There it was discovered not by Ellis Hughes at all, but by Clackamas tribal ancestors who also recognized the unique properties of the ringing stone. The Clackamas called the stone Tomonowos, which translates roughly as "heavenly visitor." We know this because Ellis Hughes called in elders at the meteor's ownership trial in 1904. The elders testified that tribal people had dipped their arrowheads in water that gathered in the rock's strange kettles to add power to their hunting efforts, and also used the water for healing and vision quest rituals. The Oregon judge in 1904 did not pay particular attention to tribal usage, or to Hughes's claim of possession, but times have changed.

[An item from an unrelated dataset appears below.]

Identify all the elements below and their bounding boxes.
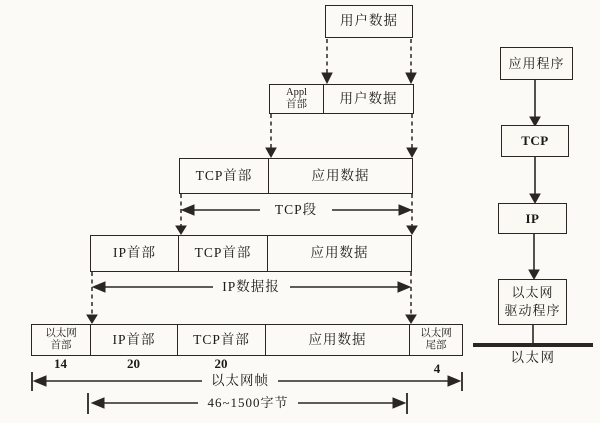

In the late 1990s, the Museum of Natural History built an entire building around the Willamette Meteorite, casting it as the centerpiece of their new Cullman Hall of the Universe. When the Cultural Board of Oregon's Grand Ronde Reservation discovered accounts of the 1904 Clackamas elder testimony and took them to the museum as part of a new effort to restore the meteor to the Willamette Valley, the Native American Graves and Repatriation Act forced the museum to take them seriously. In an agreement with the Grand Ronde, the meteor can remain at the Natural History Museum in New York as long as the tribe has access to it for cultural and religious purposes. In a separate agreement, the museum created an ongoing internship with Native American youth who want to come to the museum to study their extensive collections of artifacts. And as a final stipulation, if the museum ever decides to retire the Willamette Meteorite from public use and study, its ownership would revert back to the tribe. It is possible that at some future date the cone-shaped stone would begin once more to journey across space and time.